If you want your kids to succeed, you have to let them fail.

  1. Learn to lose well. In life, you lose more than you win. Learning how to take a loss, get back up, and keep moving, makes you resilient.
  2. Failure is not glamorous nor inspirational. It hurts. Resilient people feel the pain of losing, which inspires them to keep fighting. Learn to accept the sting of that failure and move on.
  3. What is Success? No, it is not the results. We, as parents, support you in full with unconditional love even if your efforts doesn't produce the desired result. School, sports, or at home, we equate success with efforts, not outcomes.
  4. Take risk, perhaps calculated risk. Building resilience requires taking risks. Risk-taking is a muscle. Make sure you exercise it from an early age.
  5. Try to solve your own problems. Ask parents for something entirely new or things that are dangerous.
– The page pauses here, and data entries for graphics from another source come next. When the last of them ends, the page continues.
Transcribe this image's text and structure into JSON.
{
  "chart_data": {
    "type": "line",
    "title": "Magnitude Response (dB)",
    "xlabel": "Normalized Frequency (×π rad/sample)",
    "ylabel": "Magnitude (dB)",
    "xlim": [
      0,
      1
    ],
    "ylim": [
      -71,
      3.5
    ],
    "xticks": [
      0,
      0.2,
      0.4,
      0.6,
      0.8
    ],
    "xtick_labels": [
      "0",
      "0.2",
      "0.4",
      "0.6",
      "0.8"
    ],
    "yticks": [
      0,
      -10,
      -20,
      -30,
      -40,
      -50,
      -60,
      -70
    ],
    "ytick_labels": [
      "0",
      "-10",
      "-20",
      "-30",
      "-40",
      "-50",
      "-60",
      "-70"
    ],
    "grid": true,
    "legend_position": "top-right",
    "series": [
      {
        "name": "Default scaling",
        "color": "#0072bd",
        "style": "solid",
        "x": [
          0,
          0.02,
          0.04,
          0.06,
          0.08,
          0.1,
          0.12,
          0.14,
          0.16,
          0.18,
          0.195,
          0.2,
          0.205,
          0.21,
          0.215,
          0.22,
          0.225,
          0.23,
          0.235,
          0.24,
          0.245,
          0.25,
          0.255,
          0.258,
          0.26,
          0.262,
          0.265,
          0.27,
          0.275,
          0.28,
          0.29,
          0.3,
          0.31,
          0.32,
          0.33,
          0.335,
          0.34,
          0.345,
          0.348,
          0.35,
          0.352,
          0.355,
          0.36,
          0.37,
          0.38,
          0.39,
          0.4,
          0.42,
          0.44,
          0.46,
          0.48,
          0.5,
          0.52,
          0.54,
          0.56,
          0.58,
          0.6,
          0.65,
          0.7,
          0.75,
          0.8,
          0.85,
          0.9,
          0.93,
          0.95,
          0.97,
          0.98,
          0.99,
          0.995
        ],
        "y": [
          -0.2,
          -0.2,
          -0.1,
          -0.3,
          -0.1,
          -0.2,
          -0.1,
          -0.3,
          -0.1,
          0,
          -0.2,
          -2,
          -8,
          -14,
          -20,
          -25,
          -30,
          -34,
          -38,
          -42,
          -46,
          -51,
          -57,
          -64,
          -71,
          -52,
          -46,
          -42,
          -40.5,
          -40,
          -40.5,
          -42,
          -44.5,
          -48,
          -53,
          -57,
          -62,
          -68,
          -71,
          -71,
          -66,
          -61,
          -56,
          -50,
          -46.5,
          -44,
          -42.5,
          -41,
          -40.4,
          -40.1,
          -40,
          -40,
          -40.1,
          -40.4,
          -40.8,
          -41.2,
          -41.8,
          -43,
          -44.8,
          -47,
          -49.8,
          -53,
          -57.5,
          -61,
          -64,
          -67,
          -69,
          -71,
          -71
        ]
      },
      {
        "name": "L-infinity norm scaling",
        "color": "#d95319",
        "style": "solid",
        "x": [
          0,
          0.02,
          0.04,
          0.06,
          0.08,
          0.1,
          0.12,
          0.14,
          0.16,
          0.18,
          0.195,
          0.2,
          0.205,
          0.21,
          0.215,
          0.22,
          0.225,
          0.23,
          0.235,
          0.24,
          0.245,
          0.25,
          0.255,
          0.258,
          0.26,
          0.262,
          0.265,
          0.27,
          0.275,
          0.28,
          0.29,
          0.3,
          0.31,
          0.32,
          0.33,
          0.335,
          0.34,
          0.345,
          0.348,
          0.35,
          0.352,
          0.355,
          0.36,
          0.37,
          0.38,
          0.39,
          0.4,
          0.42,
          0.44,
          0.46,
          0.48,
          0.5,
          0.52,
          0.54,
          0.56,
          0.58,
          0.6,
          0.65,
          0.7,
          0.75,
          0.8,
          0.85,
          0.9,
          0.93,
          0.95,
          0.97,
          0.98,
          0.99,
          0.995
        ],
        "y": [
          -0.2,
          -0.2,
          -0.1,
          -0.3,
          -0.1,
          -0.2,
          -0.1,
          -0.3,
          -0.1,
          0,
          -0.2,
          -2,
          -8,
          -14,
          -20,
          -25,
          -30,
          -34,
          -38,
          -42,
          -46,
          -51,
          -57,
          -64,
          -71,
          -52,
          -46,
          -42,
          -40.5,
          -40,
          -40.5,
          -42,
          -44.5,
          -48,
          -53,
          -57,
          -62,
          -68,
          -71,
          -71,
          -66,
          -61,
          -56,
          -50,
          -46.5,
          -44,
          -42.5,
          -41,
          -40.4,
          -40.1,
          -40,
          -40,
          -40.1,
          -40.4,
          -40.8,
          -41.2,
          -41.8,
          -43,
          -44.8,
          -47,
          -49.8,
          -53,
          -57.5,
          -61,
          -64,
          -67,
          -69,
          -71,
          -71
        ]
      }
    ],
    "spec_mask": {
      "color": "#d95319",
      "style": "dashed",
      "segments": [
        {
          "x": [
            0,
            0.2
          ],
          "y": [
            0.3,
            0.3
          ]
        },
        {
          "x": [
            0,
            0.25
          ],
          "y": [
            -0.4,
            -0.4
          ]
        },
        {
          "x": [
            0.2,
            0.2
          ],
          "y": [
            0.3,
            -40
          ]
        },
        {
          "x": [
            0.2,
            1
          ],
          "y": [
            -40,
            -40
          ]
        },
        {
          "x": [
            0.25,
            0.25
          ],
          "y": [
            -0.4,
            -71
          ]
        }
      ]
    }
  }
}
Solve problems but don't be an idiot.
  6. Loving pressure. We will apply loving pressure to push you to do something that you will struggle with but may be achievable. We hate the idea but you and we will love the outcomes that comes out of that practice.
  7. Time principles;
    1. Things take time.
    2. Things work out over time.
    3. Time heals. Patience in the face of failure - put you head down, do the work and let the clock tick in your favor.
  8. There will be self-doubt -- it is a feature, not a bug. Resilience requires listening to self-doubt. Because self-doubt signals that you're being stretched.
  9. Stack stones. Ancient cultures memorialized big events with stones. They were physical reminders of what they had overcome. Whether it's a journal of big wins, pictures on the wall, or a phrase on the mirror, it is fun to write or draw and document your their strengths, failures, and other events. You will love it in future.